Annotated jsonl as source

Dear support,
I’m trying to use the annoted jsonl as source for manuale NER, but I’m not sure the follow the right flow. For example I used:

prodigy dataset my_it9
prodigy ner.manual my_it9 it_core_news_sm covered_warrant.txt -l FIN
prodigy db-out my_it9 export2 -a accept

Then I review the annotations and change them partially:

prodigy ner.manual my_it9 it_core_news_sm ./export2/my_it9.jsonl -l FIN

Now I want to review again the annotations:

prodigy db-out my_it9 export2 -a accept
prodigy ner.manual my_it9 it_core_news_sm ./export2/my_it9.jsonl -l FIN

But at this step I’m not able to re-use the annotated jsonl as source, I mean I don’t see the last marked entities.

Maybe this flow is wrong?

Thanks in advance for any suggestions.


I’ve seen a solution here overwriting annotations but I’m wondering if there is any good flow to accomplish this task as well?

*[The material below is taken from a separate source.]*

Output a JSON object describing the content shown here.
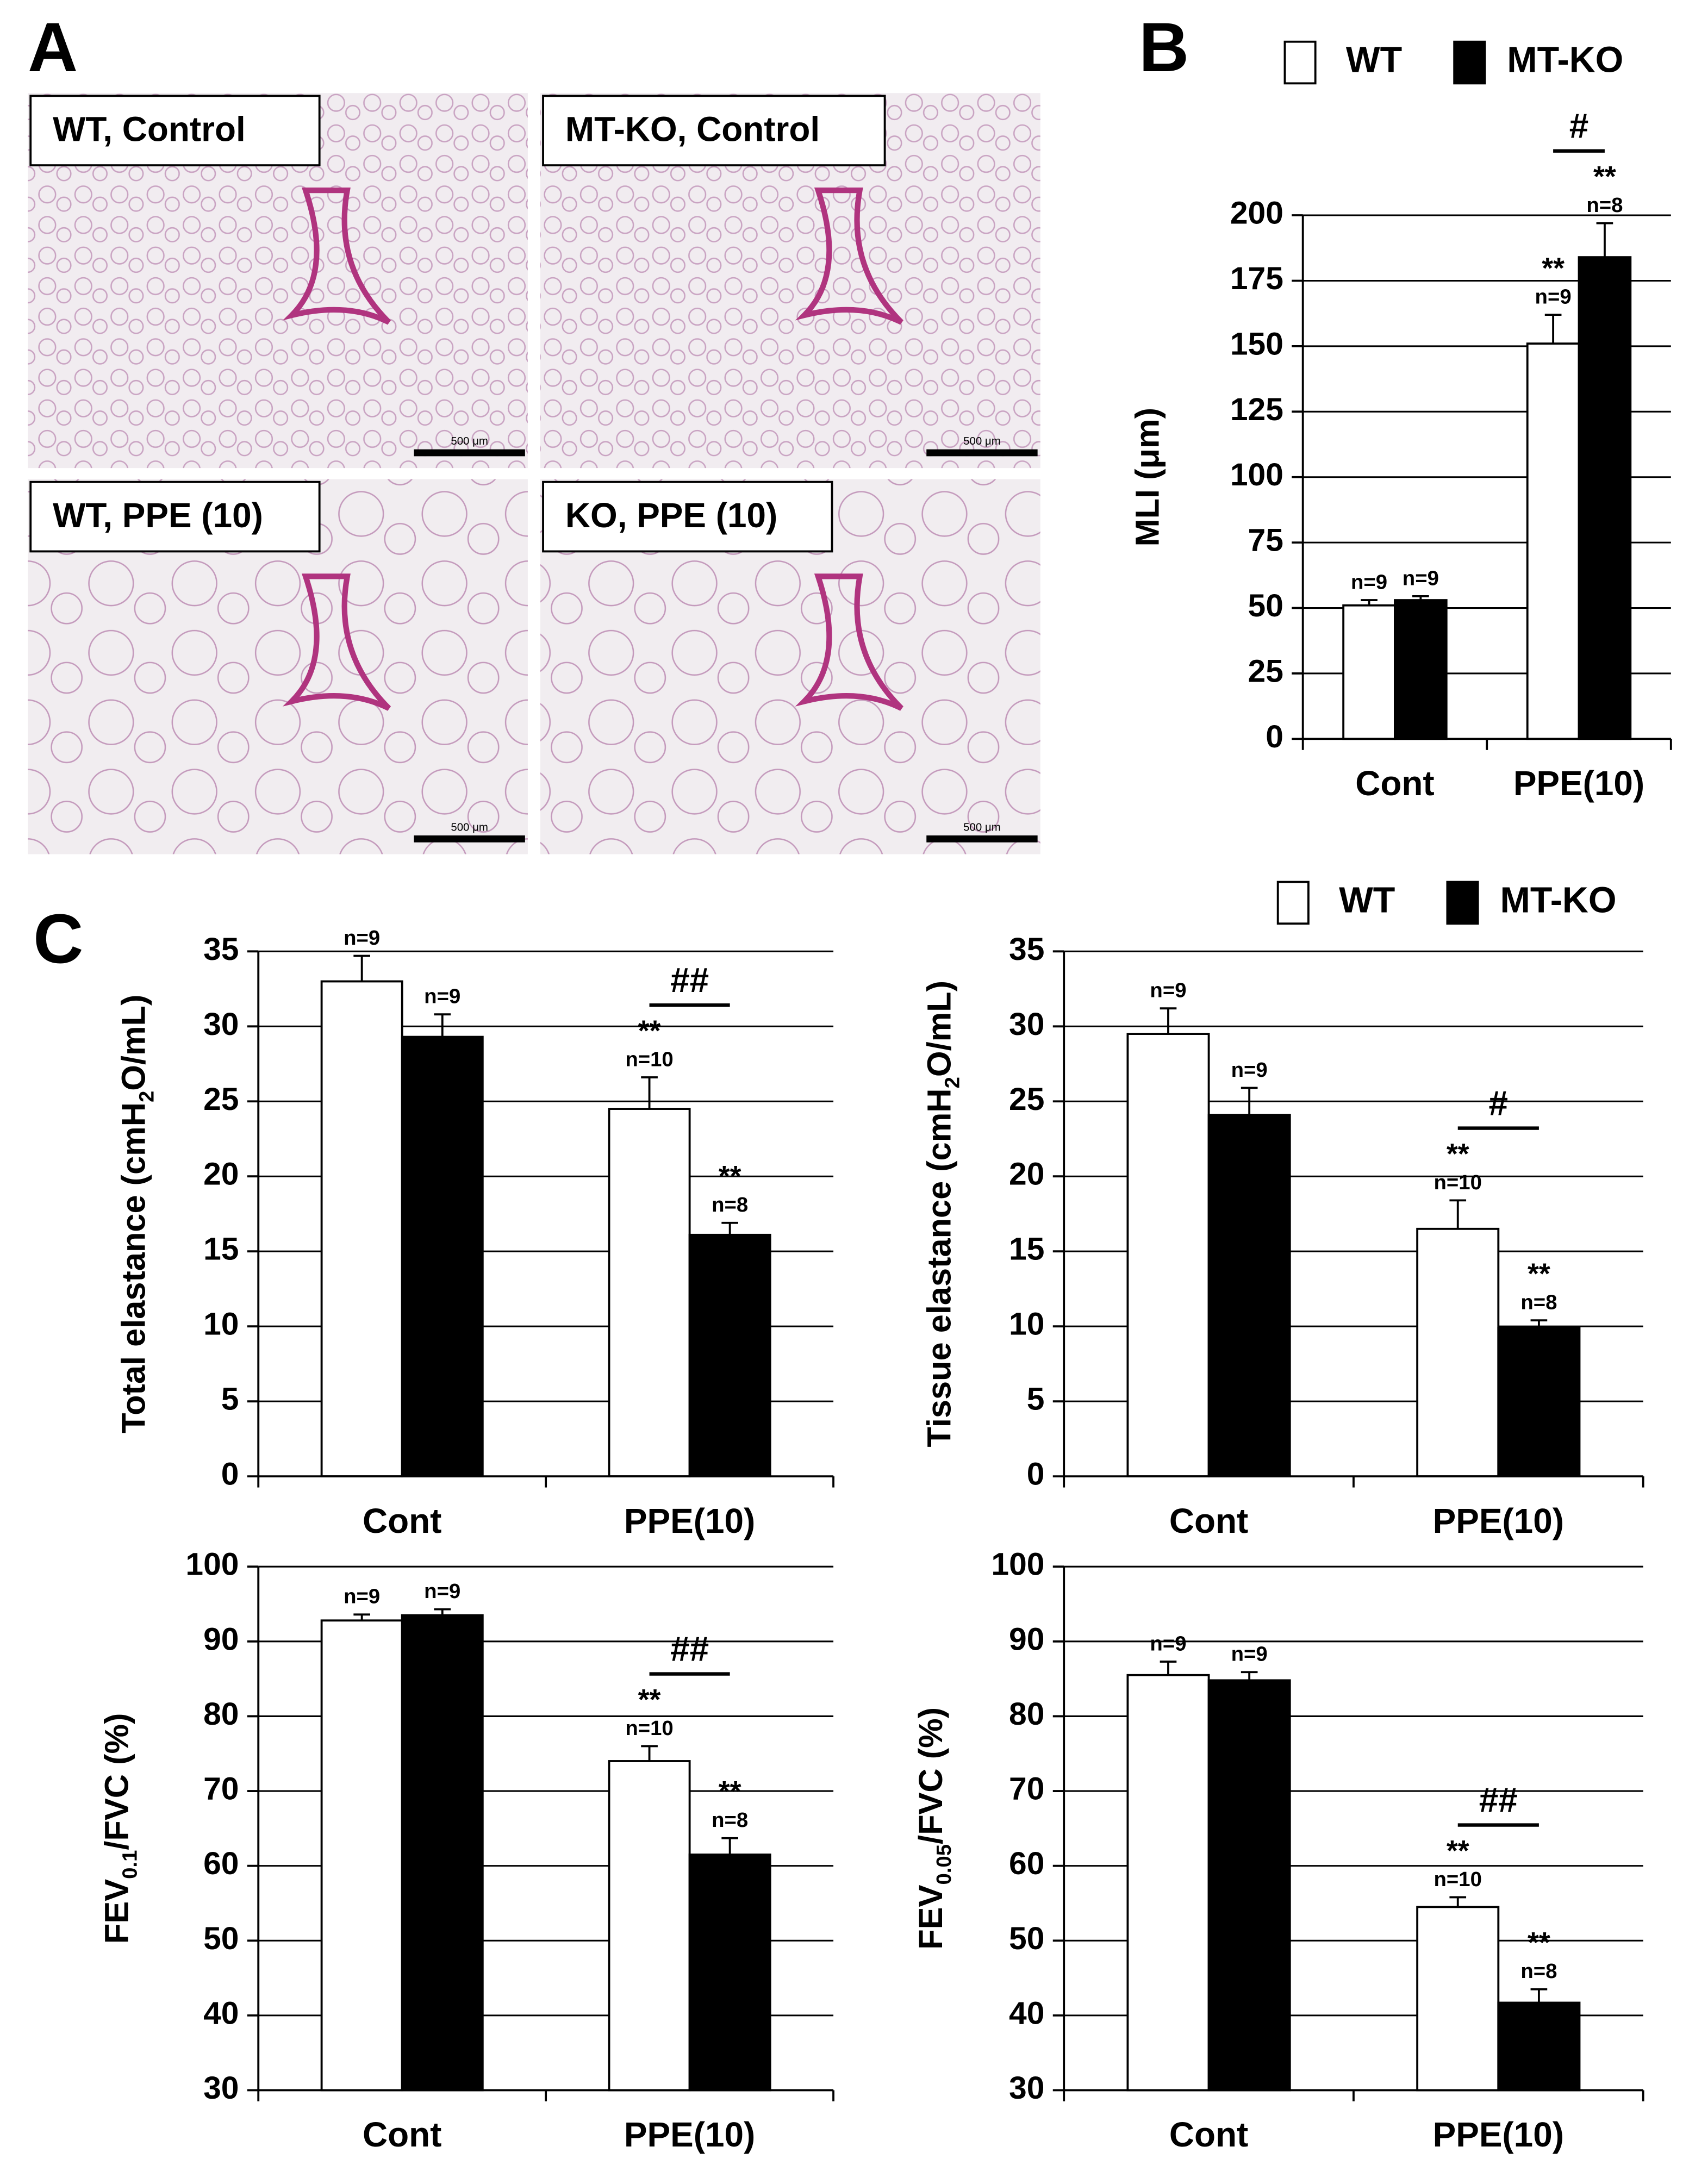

Yes, I think what's going on here is that you're adding your new, reviewed annotations to the same dataset. So your dataset now contains the old annotations, as well as the new ones. By default, Prodigy is designed to always keep a record of each individual annotation decision so you can always reproduce it – that’s also why it doesn’t just silently overwrite existing records in your dataset.

You might find this thread interesting, which discusses a very similar workflow. I've also posted a more advanced recipe to automate the reviewing process and take random samples.